La Loi fédérale sur le climat et l’innovation adoptée en 2023 fixe un objectif ambitieux d’amener à zéro les émissions de gaz à effet de serre en Suisse en 2050, en se contentant de prévoir quelques subventions et l’établissement de «feuilles de route» pour les entreprises et la conclusion avec la «place financière» de «conventions visant à rendre les flux financiers compatibles avec les objectifs climatiques»1. Le projet de Loi sur l’Energie du Conseil d’Etat vaudois prévoit le remplacement de tous les chauffages à gaz ou mazout d’ici 20 ans, sans expliquer quels ouvriers seront disponibles pour le faire, ni comment les propriétaires pourront le financer2. Les initiatives fédérales «Pour l’égalité des personnes handicapées», «Pour une économie responsable respectant les limites planétaires» ou «Pas de Suisse à 10 millions!», sur lesquelles nous voterons ces prochains mois, relèvent de la même orientation.

Certains pragmatiques ne s’inquiètent guère de la prolifération de ces lois invoquant de grands desseins, mais sans contrainte ou influence directe et immédiate sur leurs habitudes ou leurs affaires. Pourtant, ces règles de droit inapplicables affaiblissent tout le corps législatif, en mélangeant exhortation et obligation. Chaque article de loi qui n’est pas applicable, et qui ne sera donc pas appliqué, laisser penser que les règles impératives ne sont finalement que des incitations et qu’il serait illégitime de punir une infraction.

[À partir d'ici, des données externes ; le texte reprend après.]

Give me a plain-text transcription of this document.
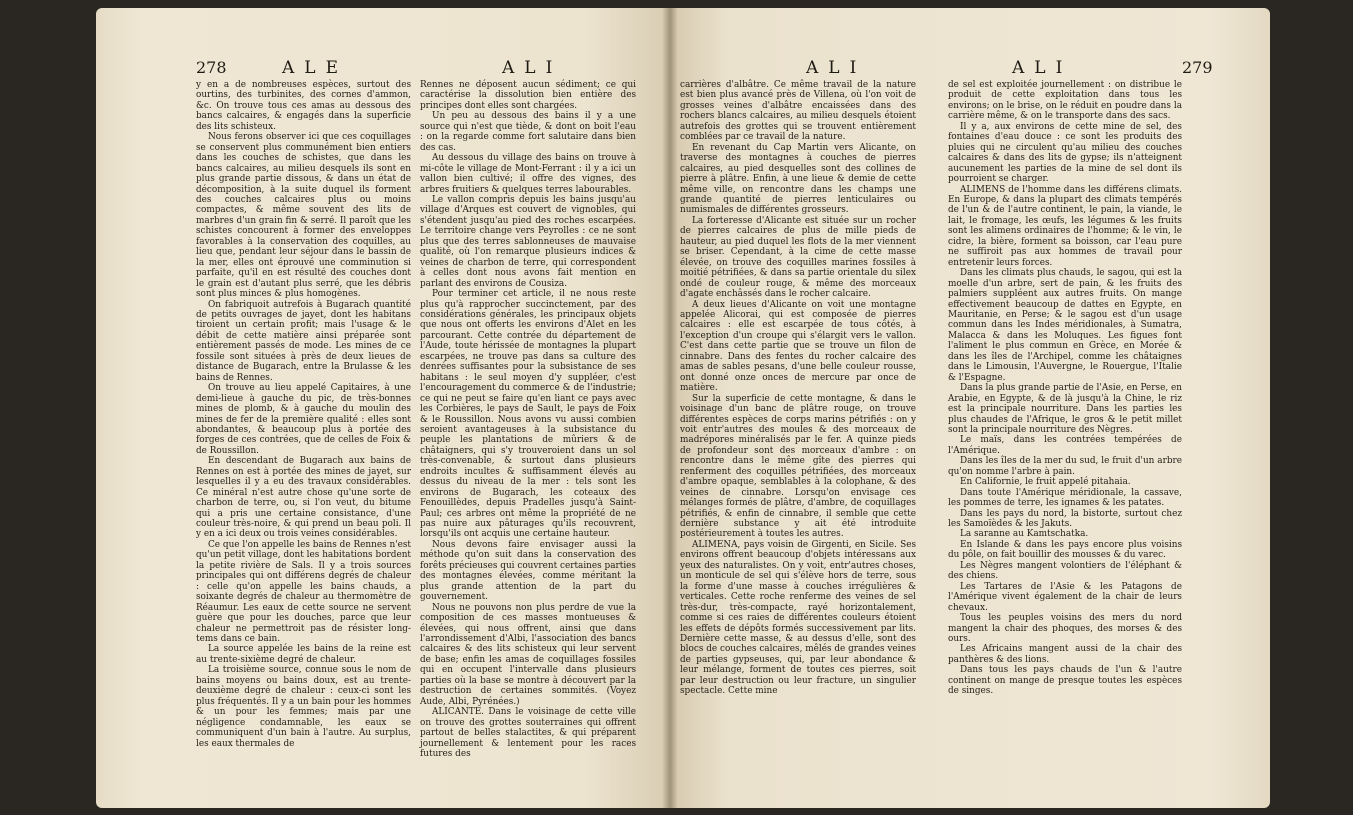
278	ALE	ALI

y en a de nombreuses espèces, surtout des ourtins, des turbinites, des cornes d'ammon, &c. On trouve tous ces amas au dessous des bancs calcaires, & engagés dans la superficie des lits schisteux.

Nous ferons observer ici que ces coquillages se conservent plus communément bien entiers dans les couches de schistes, que dans les bancs calcaires, au milieu desquels ils sont en plus grande partie dissous, & dans un état de décomposition, à la suite duquel ils forment des couches calcaires plus ou moins compactes, & même souvent des lits de marbres d'un grain fin & serré. Il paroît que les schistes concourent à former des enveloppes favorables à la conservation des coquilles, au lieu que, pendant leur séjour dans le bassin de la mer, elles ont éprouvé une comminution si parfaite, qu'il en est résulté des couches dont le grain est d'autant plus serré, que les débris sont plus minces & plus homogènes.

On fabriquoit autrefois à Bugarach quantité de petits ouvrages de jayet, dont les habitans tiroient un certain profit; mais l'usage & le débit de cette matière ainsi préparée sont entièrement passés de mode. Les mines de ce fossile sont situées à près de deux lieues de distance de Bugarach, entre la Brulasse & les bains de Rennes.

On trouve au lieu appelé Capitaires, à une demi-lieue à gauche du pic, de très-bonnes mines de plomb, & à gauche du moulin des mines de fer de la première qualité : elles sont abondantes, & beaucoup plus à portée des forges de ces contrées, que de celles de Foix & de Roussillon.

En descendant de Bugarach aux bains de Rennes on est à portée des mines de jayet, sur lesquelles il y a eu des travaux considérables. Ce minéral n'est autre chose qu'une sorte de charbon de terre, ou, si l'on veut, du bitume qui a pris une certaine consistance, d'une couleur très-noire, & qui prend un beau poli. Il y en a ici deux ou trois veines considérables.

Ce que l'on appelle les bains de Rennes n'est qu'un petit village, dont les habitations bordent la petite rivière de Sals. Il y a trois sources principales qui ont différens degrés de chaleur : celle qu'on appelle les bains chauds, a soixante degrés de chaleur au thermomètre de Réaumur. Les eaux de cette source ne servent guère que pour les douches, parce que leur chaleur ne permettroit pas de résister long-tems dans ce bain.

La source appelée les bains de la reine est au trente-sixième degré de chaleur.

La troisième source, connue sous le nom de bains moyens ou bains doux, est au trente-deuxième degré de chaleur : ceux-ci sont les plus fréquentés. Il y a un bain pour les hommes & un pour les femmes; mais par une négligence condamnable, les eaux se communiquent d'un bain à l'autre. Au surplus, les eaux thermales de

Rennes ne déposent aucun sédiment; ce qui caractérise la dissolution bien entière des principes dont elles sont chargées.

Un peu au dessous des bains il y a une source qui n'est que tiède, & dont on boit l'eau : on la regarde comme fort salutaire dans bien des cas.

Au dessous du village des bains on trouve à mi-côte le village de Mont-Ferrant : il y a ici un vallon bien cultivé; il offre des vignes, des arbres fruitiers & quelques terres labourables.

Le vallon compris depuis les bains jusqu'au village d'Arques est couvert de vignobles, qui s'étendent jusqu'au pied des roches escarpées. Le territoire change vers Peyrolles : ce ne sont plus que des terres sablonneuses de mauvaise qualité, où l'on remarque plusieurs indices & veines de charbon de terre, qui correspondent à celles dont nous avons fait mention en parlant des environs de Cousiza.

Pour terminer cet article, il ne nous reste plus qu'à rapprocher succinctement, par des considérations générales, les principaux objets que nous ont offerts les environs d'Alet en les parcourant. Cette contrée du département de l'Aude, toute hérissée de montagnes la plupart escarpées, ne trouve pas dans sa culture des denrées suffisantes pour la subsistance de ses habitans : le seul moyen d'y suppléer, c'est l'encouragement du commerce & de l'industrie; ce qui ne peut se faire qu'en liant ce pays avec les Corbières, le pays de Sault, le pays de Foix & le Roussillon. Nous avons vu aussi combien seroient avantageuses à la subsistance du peuple les plantations de mûriers & de châtaigners, qui s'y trouveroient dans un sol très-convenable, & surtout dans plusieurs endroits incultes & suffisamment élevés au dessus du niveau de la mer : tels sont les environs de Bugarach, les coteaux des Fenouillèdes, depuis Pradelles jusqu'à Saint-Paul; ces arbres ont même la propriété de ne pas nuire aux pâturages qu'ils recouvrent, lorsqu'ils ont acquis une certaine hauteur.

Nous devons faire envisager aussi la méthode qu'on suit dans la conservation des forêts précieuses qui couvrent certaines parties des montagnes élevées, comme méritant la plus grande attention de la part du gouvernement.

Nous ne pouvons non plus perdre de vue la composition de ces masses montueuses & élevées, qui nous offrent, ainsi que dans l'arrondissement d'Albi, l'association des bancs calcaires & des lits schisteux qui leur servent de base; enfin les amas de coquillages fossiles qui en occupent l'intervalle dans plusieurs parties où la base se montre à découvert par la destruction de certaines sommités. (Voyez Aude, Albi, Pyrénées.)

ALICANTE. Dans le voisinage de cette ville on trouve des grottes souterraines qui offrent partout de belles stalactites, & qui préparent journellement & lentement pour les races futures des

ALI	ALI	279

carrières d'albâtre. Ce même travail de la nature est bien plus avancé près de Villena, où l'on voit de grosses veines d'albâtre encaissées dans des rochers blancs calcaires, au milieu desquels étoient autrefois des grottes qui se trouvent entièrement comblées par ce travail de la nature.

En revenant du Cap Martin vers Alicante, on traverse des montagnes à couches de pierres calcaires, au pied desquelles sont des collines de pierre à plâtre. Enfin, à une lieue & demie de cette même ville, on rencontre dans les champs une grande quantité de pierres lenticulaires ou numismales de différentes grosseurs.

La forteresse d'Alicante est située sur un rocher de pierres calcaires de plus de mille pieds de hauteur, au pied duquel les flots de la mer viennent se briser. Cependant, à la cime de cette masse élevée, on trouve des coquilles marines fossiles à moitié pétrifiées, & dans sa partie orientale du silex ondé de couleur rouge, & même des morceaux d'agate enchâssés dans le rocher calcaire.

A deux lieues d'Alicante on voit une montagne appelée Alicorai, qui est composée de pierres calcaires : elle est escarpée de tous côtés, à l'exception d'un croupe qui s'élargit vers le vallon. C'est dans cette partie que se trouve un filon de cinnabre. Dans des fentes du rocher calcaire des amas de sables pesans, d'une belle couleur rousse, ont donné onze onces de mercure par once de matière.

Sur la superficie de cette montagne, & dans le voisinage d'un banc de plâtre rouge, on trouve différentes espèces de corps marins pétrifiés : on y voit entr'autres des moules & des morceaux de madrépores minéralisés par le fer. A quinze pieds de profondeur sont des morceaux d'ambre : on rencontre dans le même gîte des pierres qui renferment des coquilles pétrifiées, des morceaux d'ambre opaque, semblables à la colophane, & des veines de cinnabre. Lorsqu'on envisage ces mélanges formés de plâtre, d'ambre, de coquillages pétrifiés, & enfin de cinnabre, il semble que cette dernière substance y ait été introduite postérieurement à toutes les autres.

ALIMENA, pays voisin de Girgenti, en Sicile. Ses environs offrent beaucoup d'objets intéressans aux yeux des naturalistes. On y voit, entr'autres choses, un monticule de sel qui s'élève hors de terre, sous la forme d'une masse à couches irrégulières & verticales. Cette roche renferme des veines de sel très-dur, très-compacte, rayé horizontalement, comme si ces raies de différentes couleurs étoient les effets de dépôts formés successivement par lits. Dernière cette masse, & au dessus d'elle, sont des blocs de couches calcaires, mêlés de grandes veines de parties gypseuses, qui, par leur abondance & leur mélange, forment de toutes ces pierres, soit par leur destruction ou leur fracture, un singulier spectacle. Cette mine

de sel est exploitée journellement : on distribue le produit de cette exploitation dans tous les environs; on le brise, on le réduit en poudre dans la carrière même, & on le transporte dans des sacs.

Il y a, aux environs de cette mine de sel, des fontaines d'eau douce : ce sont les produits des pluies qui ne circulent qu'au milieu des couches calcaires & dans des lits de gypse; ils n'atteignent aucunement les parties de la mine de sel dont ils pourroient se charger.

ALIMENS de l'homme dans les différens climats. En Europe, & dans la plupart des climats tempérés de l'un & de l'autre continent, le pain, la viande, le lait, le fromage, les œufs, les légumes & les fruits sont les alimens ordinaires de l'homme; & le vin, le cidre, la bière, forment sa boisson, car l'eau pure ne suffiroit pas aux hommes de travail pour entretenir leurs forces.

Dans les climats plus chauds, le sagou, qui est la moelle d'un arbre, sert de pain, & les fruits des palmiers suppléent aux autres fruits. On mange effectivement beaucoup de dattes en Egypte, en Mauritanie, en Perse; & le sagou est d'un usage commun dans les Indes méridionales, à Sumatra, Malacca & dans les Moluques. Les figues font l'aliment le plus commun en Grèce, en Morée & dans les îles de l'Archipel, comme les châtaignes dans le Limousin, l'Auvergne, le Rouergue, l'Italie & l'Espagne.

Dans la plus grande partie de l'Asie, en Perse, en Arabie, en Egypte, & de là jusqu'à la Chine, le riz est la principale nourriture. Dans les parties les plus chaudes de l'Afrique, le gros & le petit millet sont la principale nourriture des Nègres.

Le maïs, dans les contrées tempérées de l'Amérique.

Dans les îles de la mer du sud, le fruit d'un arbre qu'on nomme l'arbre à pain.

En Californie, le fruit appelé pitahaia.

Dans toute l'Amérique méridionale, la cassave, les pommes de terre, les ignames & les patates.

Dans les pays du nord, la bistorte, surtout chez les Samoïèdes & les Jakuts.

La saranne au Kamtschatka.

En Islande & dans les pays encore plus voisins du pôle, on fait bouillir des mousses & du varec.

Les Nègres mangent volontiers de l'éléphant & des chiens.

Les Tartares de l'Asie & les Patagons de l'Amérique vivent également de la chair de leurs chevaux.

Tous les peuples voisins des mers du nord mangent la chair des phoques, des morses & des ours.

Les Africains mangent aussi de la chair des panthères & des lions.

Dans tous les pays chauds de l'un & l'autre continent on mange de presque toutes les espèces de singes.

Cette abondance de lois programmatiques entraîne aussi des incohérences entre des buts contradictoires. L’objectif de production d’énergie électrique renouvelable, avec des éoliennes sur les crêtes et des parcs solaires alpins, contrevient au développement de la biodiversité. En aménagement du territoire, la densification vers l’intérieur s’oppose à la protection du patrimoine urbanistique.

Avec des lois aux programmes discordants, chaque citoyen trouve dans l’une ou l’autre la vision qui lui convient et qu’il espère voir favorisée par les autorités. Il est ensuite déçu de réaliser que ces dernières ne s’y consacrent que partiellement, poursuivant aussi d’autres objectifs. Pourquoi telle commune autorise-t-elle une construction nouvelle à la place d’un grand tilleul, pourtant protégé? Pourquoi sacrifier un biotope à l’agrandissement d’un barrage? Cette déception amène une défiance envers les institutions, dont l’action est discordante, voire perçue comme hypocrite.

Ces contradictions législatives le sont aussi pour les tribunaux censés appliquer la loi et qui doivent apprécier, dans un cas d’espèce, quelle orientation législative est prépondérante. Il en résulte une jurisprudence aléatoire qui affecte la sécurité du droit et encourage les procès, puisque les plaideurs trouvent toujours un argument dans l’une ou l’autre disposition.

Enfin, ces législations de principe, se concentrant sur des orientations générales tout en restant vagues sur les moyens, et souvent sur la manière de définir les objectifs concrets, donnent une impressionnante marge de manœuvre à l’administration qui va employer des fonctionnaires toujours plus nombreux à définir, mettre en œuvre et surveiller, souvent avec un goût du détail minutieux, des directives, plans, ordonnances et circulaires, qui ne sont pas systématiquement coordonnés entre les différents services, offices, secrétariats et directions générales.

Le parlementaire, comme le citoyen, devrait avoir à l’esprit ces effets néfastes des bons sentiments législatifs abstraits et lointains. Une loi ou une initiative doit être aussi précise que possible non seulement dans ses buts, mais aussi dans les dispositions imposant ou interdisant certaines actions. Il ne faut pas remettre à plus tard et à d’autres le soin d’en définir la portée.

Notes:

1   Voir l’éditorial de F. Monnier, La Nation no 2224 du 7 avril 2023.

2     Voir l’article d’O. Klunge, La Nation no 2236 du 23 septembre 2023.